Robust Clustering Methods for 5GDHC Networks in Densely Populated Urban Areas

Abstract

Fifth generation district heating and cooling (5GDHC) networks enable the integration of low temperature sources and the utilization of synergies between heating and cooling demands. To implement them in urban areas a modular approach is suitable which implies the partition of the respective area into smaller cluster networks. This study addresses the effects of participation uncertainty in potential networks and the lack of comparison of clustering methods in the context of 5GDHC networks. Within this work the performance of different clustering methods is measured by optimization metrics that capture the requirements for a suitable partition, such as compact and balanced clusters with sufficient energy supply.
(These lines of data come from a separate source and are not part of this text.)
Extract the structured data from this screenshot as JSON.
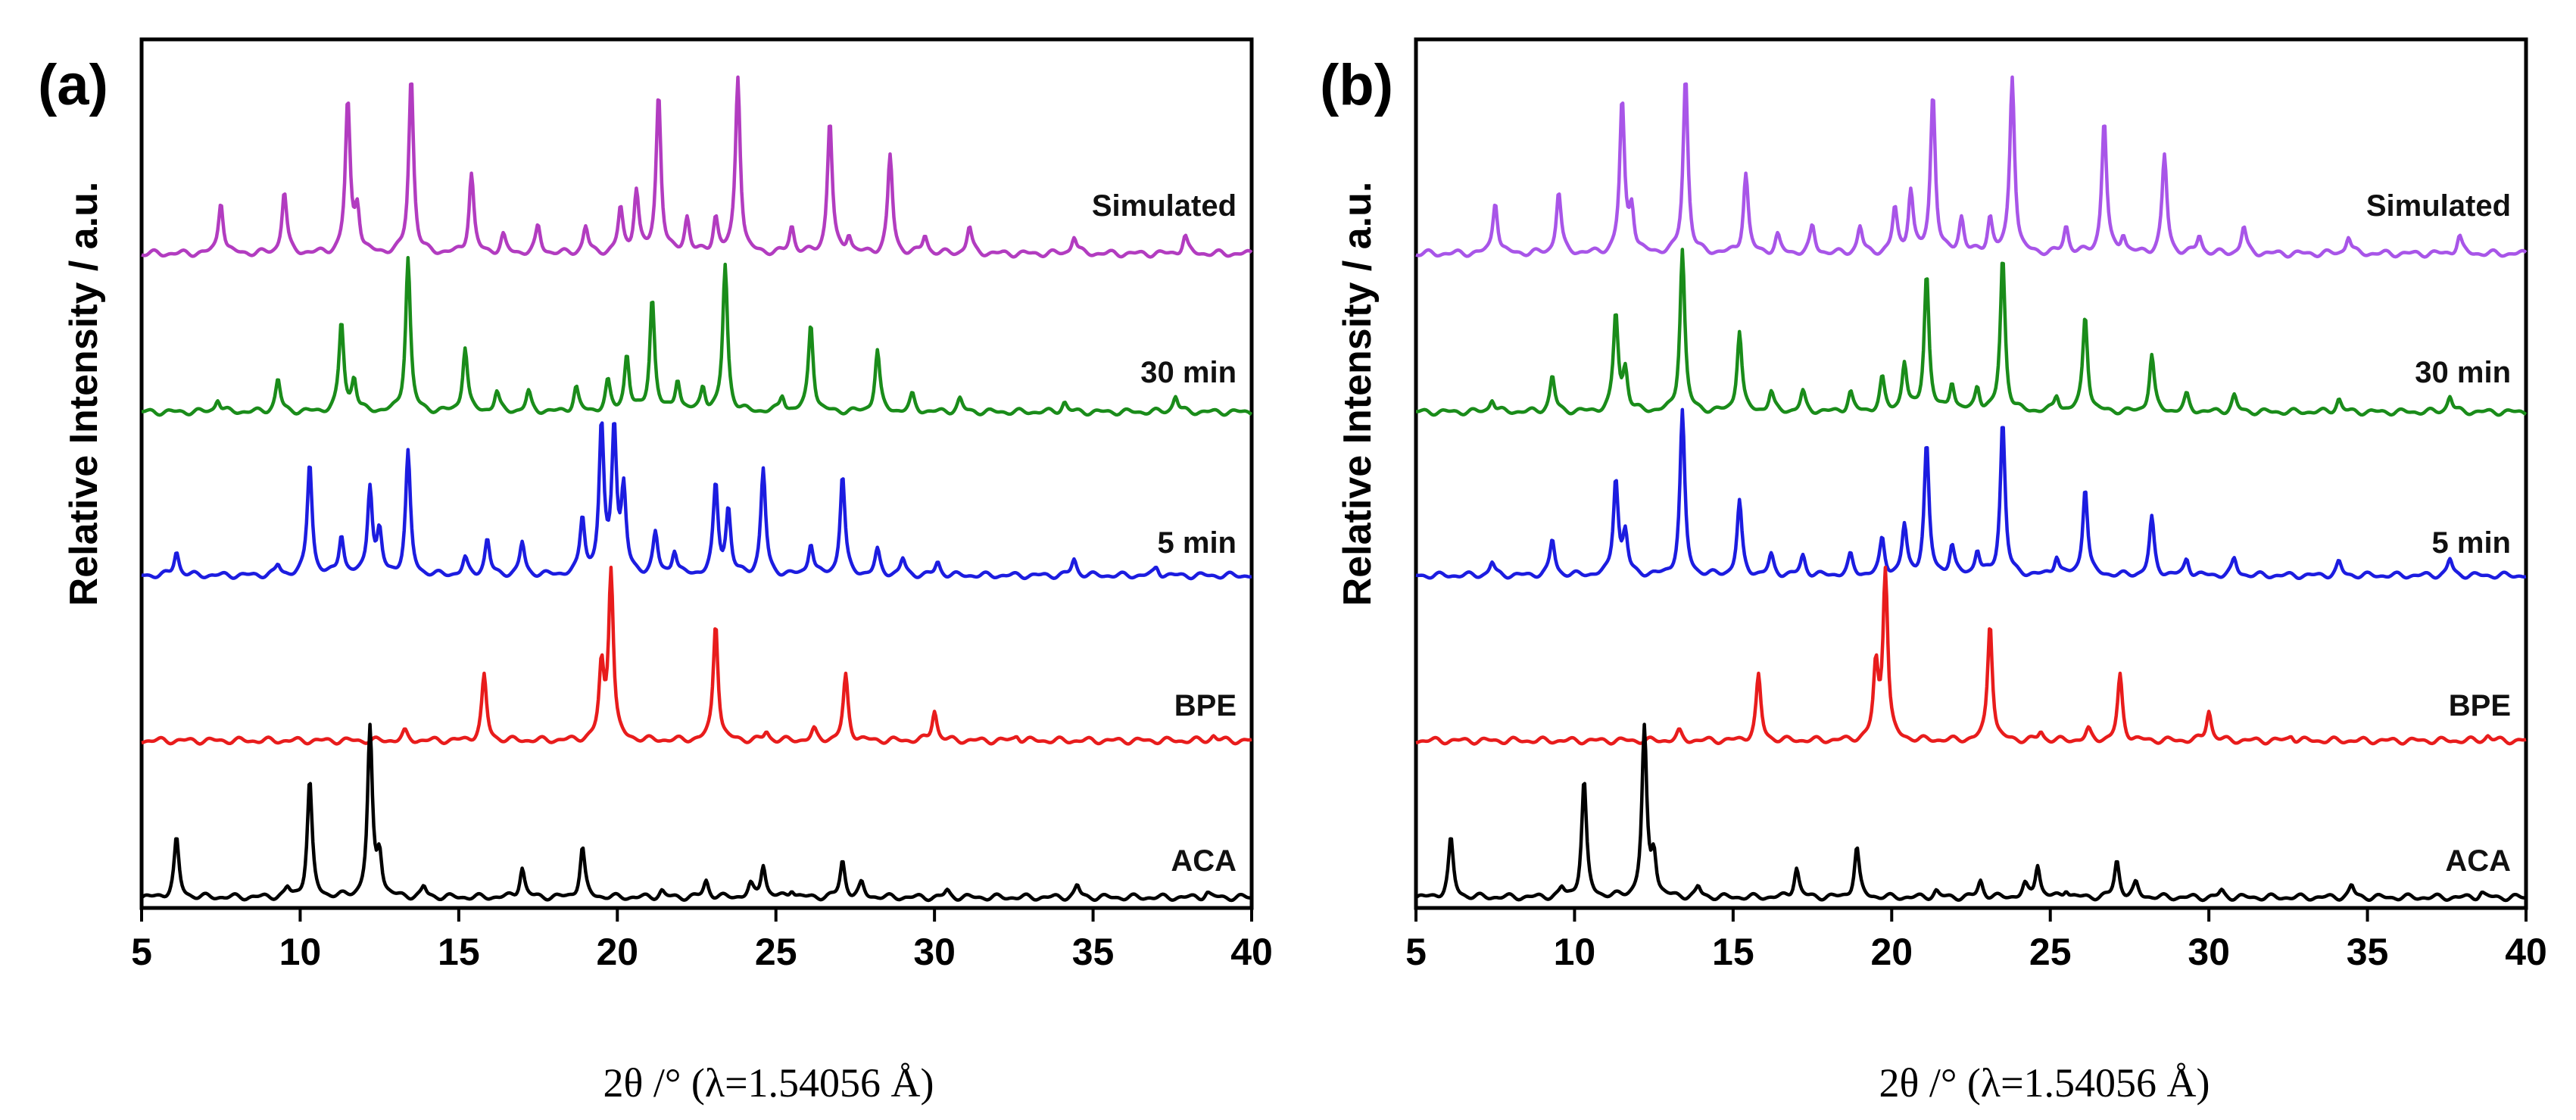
{
  "colors": {
    "Simulated_a": "#b23cc0",
    "Simulated_b": "#a855e8",
    "30 min": "#1a8c1a",
    "5 min": "#1c1ce0",
    "BPE": "#e81c1c",
    "ACA": "#000000"
  },
  "chart_data": [
    {
      "type": "line",
      "panel_label": "(a)",
      "xlabel": "2θ /° (λ=1.54056 Å)",
      "ylabel": "Relative Intensity / a.u.",
      "xlim": [
        5,
        40
      ],
      "xticks": [
        5,
        10,
        15,
        20,
        25,
        30,
        35,
        40
      ],
      "yticks": false,
      "offset_stacked": true,
      "series": [
        {
          "name": "Simulated",
          "color_key": "Simulated_a",
          "peaks": [
            [
              7.5,
              0.3
            ],
            [
              9.5,
              0.35
            ],
            [
              11.5,
              0.85
            ],
            [
              11.8,
              0.25
            ],
            [
              13.5,
              1.0
            ],
            [
              15.4,
              0.45
            ],
            [
              16.4,
              0.1
            ],
            [
              17.5,
              0.15
            ],
            [
              19.0,
              0.15
            ],
            [
              20.1,
              0.25
            ],
            [
              20.6,
              0.35
            ],
            [
              21.3,
              0.9
            ],
            [
              22.2,
              0.2
            ],
            [
              23.1,
              0.2
            ],
            [
              23.8,
              1.0
            ],
            [
              25.5,
              0.15
            ],
            [
              26.7,
              0.75
            ],
            [
              27.3,
              0.1
            ],
            [
              28.6,
              0.55
            ],
            [
              29.7,
              0.1
            ],
            [
              31.1,
              0.15
            ],
            [
              34.4,
              0.1
            ],
            [
              37.9,
              0.1
            ]
          ]
        },
        {
          "name": "30 min",
          "color_key": "30 min",
          "peaks": [
            [
              7.4,
              0.08
            ],
            [
              9.3,
              0.2
            ],
            [
              11.3,
              0.55
            ],
            [
              11.7,
              0.2
            ],
            [
              13.4,
              0.95
            ],
            [
              15.2,
              0.4
            ],
            [
              16.2,
              0.12
            ],
            [
              17.2,
              0.12
            ],
            [
              18.7,
              0.15
            ],
            [
              19.7,
              0.18
            ],
            [
              20.3,
              0.35
            ],
            [
              21.1,
              0.7
            ],
            [
              21.9,
              0.2
            ],
            [
              22.7,
              0.15
            ],
            [
              23.4,
              0.9
            ],
            [
              25.2,
              0.1
            ],
            [
              26.1,
              0.55
            ],
            [
              28.2,
              0.38
            ],
            [
              29.3,
              0.1
            ],
            [
              30.8,
              0.08
            ],
            [
              34.1,
              0.06
            ],
            [
              37.6,
              0.1
            ]
          ]
        },
        {
          "name": "5 min",
          "color_key": "5 min",
          "peaks": [
            [
              6.1,
              0.15
            ],
            [
              9.3,
              0.06
            ],
            [
              10.3,
              0.7
            ],
            [
              11.3,
              0.25
            ],
            [
              12.2,
              0.55
            ],
            [
              12.5,
              0.25
            ],
            [
              13.4,
              0.75
            ],
            [
              15.2,
              0.1
            ],
            [
              15.9,
              0.22
            ],
            [
              17.0,
              0.2
            ],
            [
              18.9,
              0.35
            ],
            [
              19.5,
              0.9
            ],
            [
              19.9,
              0.9
            ],
            [
              20.2,
              0.5
            ],
            [
              21.2,
              0.25
            ],
            [
              21.8,
              0.15
            ],
            [
              23.1,
              0.55
            ],
            [
              23.5,
              0.4
            ],
            [
              24.6,
              0.65
            ],
            [
              26.1,
              0.2
            ],
            [
              27.1,
              0.62
            ],
            [
              28.2,
              0.15
            ],
            [
              29.0,
              0.1
            ],
            [
              30.1,
              0.08
            ],
            [
              34.4,
              0.1
            ],
            [
              37.0,
              0.05
            ]
          ]
        },
        {
          "name": "BPE",
          "color_key": "BPE",
          "peaks": [
            [
              13.3,
              0.05
            ],
            [
              15.8,
              0.38
            ],
            [
              19.5,
              0.42
            ],
            [
              19.8,
              1.0
            ],
            [
              23.1,
              0.7
            ],
            [
              24.7,
              0.05
            ],
            [
              26.2,
              0.06
            ],
            [
              27.2,
              0.38
            ],
            [
              30.0,
              0.18
            ],
            [
              32.6,
              0.03
            ],
            [
              38.8,
              0.03
            ]
          ]
        },
        {
          "name": "ACA",
          "color_key": "ACA",
          "peaks": [
            [
              6.1,
              0.35
            ],
            [
              9.6,
              0.05
            ],
            [
              10.3,
              0.7
            ],
            [
              12.2,
              1.0
            ],
            [
              12.5,
              0.25
            ],
            [
              13.9,
              0.06
            ],
            [
              17.0,
              0.18
            ],
            [
              18.9,
              0.3
            ],
            [
              21.4,
              0.04
            ],
            [
              22.8,
              0.1
            ],
            [
              24.2,
              0.07
            ],
            [
              24.6,
              0.2
            ],
            [
              25.5,
              0.05
            ],
            [
              27.1,
              0.22
            ],
            [
              27.7,
              0.08
            ],
            [
              30.4,
              0.04
            ],
            [
              34.5,
              0.07
            ],
            [
              38.6,
              0.03
            ]
          ]
        }
      ]
    },
    {
      "type": "line",
      "panel_label": "(b)",
      "xlabel": "2θ /° (λ=1.54056 Å)",
      "ylabel": "Relative Intensity / a.u.",
      "xlim": [
        5,
        40
      ],
      "xticks": [
        5,
        10,
        15,
        20,
        25,
        30,
        35,
        40
      ],
      "yticks": false,
      "offset_stacked": true,
      "series": [
        {
          "name": "Simulated",
          "color_key": "Simulated_b",
          "peaks": [
            [
              7.5,
              0.3
            ],
            [
              9.5,
              0.35
            ],
            [
              11.5,
              0.85
            ],
            [
              11.8,
              0.25
            ],
            [
              13.5,
              1.0
            ],
            [
              15.4,
              0.45
            ],
            [
              16.4,
              0.1
            ],
            [
              17.5,
              0.15
            ],
            [
              19.0,
              0.15
            ],
            [
              20.1,
              0.25
            ],
            [
              20.6,
              0.35
            ],
            [
              21.3,
              0.9
            ],
            [
              22.2,
              0.2
            ],
            [
              23.1,
              0.2
            ],
            [
              23.8,
              1.0
            ],
            [
              25.5,
              0.15
            ],
            [
              26.7,
              0.75
            ],
            [
              27.3,
              0.1
            ],
            [
              28.6,
              0.55
            ],
            [
              29.7,
              0.1
            ],
            [
              31.1,
              0.15
            ],
            [
              34.4,
              0.1
            ],
            [
              37.9,
              0.1
            ]
          ]
        },
        {
          "name": "30 min",
          "color_key": "30 min",
          "peaks": [
            [
              7.4,
              0.08
            ],
            [
              9.3,
              0.22
            ],
            [
              11.3,
              0.6
            ],
            [
              11.6,
              0.25
            ],
            [
              13.4,
              1.0
            ],
            [
              15.2,
              0.5
            ],
            [
              16.2,
              0.12
            ],
            [
              17.2,
              0.12
            ],
            [
              18.7,
              0.12
            ],
            [
              19.7,
              0.2
            ],
            [
              20.4,
              0.3
            ],
            [
              21.1,
              0.85
            ],
            [
              21.9,
              0.18
            ],
            [
              22.7,
              0.15
            ],
            [
              23.5,
              0.95
            ],
            [
              25.2,
              0.1
            ],
            [
              26.1,
              0.6
            ],
            [
              28.2,
              0.35
            ],
            [
              29.3,
              0.1
            ],
            [
              30.8,
              0.1
            ],
            [
              34.1,
              0.08
            ],
            [
              37.6,
              0.1
            ]
          ]
        },
        {
          "name": "5 min",
          "color_key": "5 min",
          "peaks": [
            [
              7.4,
              0.08
            ],
            [
              9.3,
              0.22
            ],
            [
              11.3,
              0.6
            ],
            [
              11.6,
              0.25
            ],
            [
              13.4,
              1.0
            ],
            [
              15.2,
              0.45
            ],
            [
              16.2,
              0.12
            ],
            [
              17.2,
              0.12
            ],
            [
              18.7,
              0.12
            ],
            [
              19.7,
              0.22
            ],
            [
              20.4,
              0.3
            ],
            [
              21.1,
              0.8
            ],
            [
              21.9,
              0.18
            ],
            [
              22.7,
              0.15
            ],
            [
              23.5,
              0.95
            ],
            [
              25.2,
              0.12
            ],
            [
              26.1,
              0.55
            ],
            [
              28.2,
              0.35
            ],
            [
              29.3,
              0.1
            ],
            [
              30.8,
              0.1
            ],
            [
              34.1,
              0.08
            ],
            [
              37.6,
              0.1
            ]
          ]
        },
        {
          "name": "BPE",
          "color_key": "BPE",
          "peaks": [
            [
              13.3,
              0.05
            ],
            [
              15.8,
              0.38
            ],
            [
              19.5,
              0.42
            ],
            [
              19.8,
              1.0
            ],
            [
              23.1,
              0.7
            ],
            [
              24.7,
              0.05
            ],
            [
              26.2,
              0.06
            ],
            [
              27.2,
              0.38
            ],
            [
              30.0,
              0.18
            ],
            [
              32.6,
              0.03
            ],
            [
              38.8,
              0.03
            ]
          ]
        },
        {
          "name": "ACA",
          "color_key": "ACA",
          "peaks": [
            [
              6.1,
              0.35
            ],
            [
              9.6,
              0.05
            ],
            [
              10.3,
              0.7
            ],
            [
              12.2,
              1.0
            ],
            [
              12.5,
              0.25
            ],
            [
              13.9,
              0.06
            ],
            [
              17.0,
              0.18
            ],
            [
              18.9,
              0.3
            ],
            [
              21.4,
              0.04
            ],
            [
              22.8,
              0.1
            ],
            [
              24.2,
              0.07
            ],
            [
              24.6,
              0.2
            ],
            [
              25.5,
              0.05
            ],
            [
              27.1,
              0.22
            ],
            [
              27.7,
              0.08
            ],
            [
              30.4,
              0.04
            ],
            [
              34.5,
              0.07
            ],
            [
              38.6,
              0.03
            ]
          ]
        }
      ]
    }
  ]
}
This enables the comparison of the selected methods K-Means, K-Medians, DBSCAN and Single Linkage Clustering (SLC). To investigate the robustness with respect to participation uncertainty, a scenario-based approach that combines the minimax regret method with a cluster viability analysis is developed. The developed methodology is applied to the city centre of Amsterdam. The findings indicate that the participation rate influences the viability of the cluster networks. Nevertheless, K-Means, K-Medians and SLC are robust in their performance measured by the averages of the optimization metrics. Additionally, K-Means leads to the lowest variance in performance and is the best performing and most robust method in terms of average cluster compactness and demand fulfilment. Moreover, promising starting clusters for the implementation in the city centre of Amsterdam are identified. The study gives insights into the behaviour of the tested clustering methods and how they may be an advantageous alternative to state-of-the-art planning tools. Finally, the proposed approach to analyse the robustness of clustering methods contributes to the planning of district heating and cooling networks.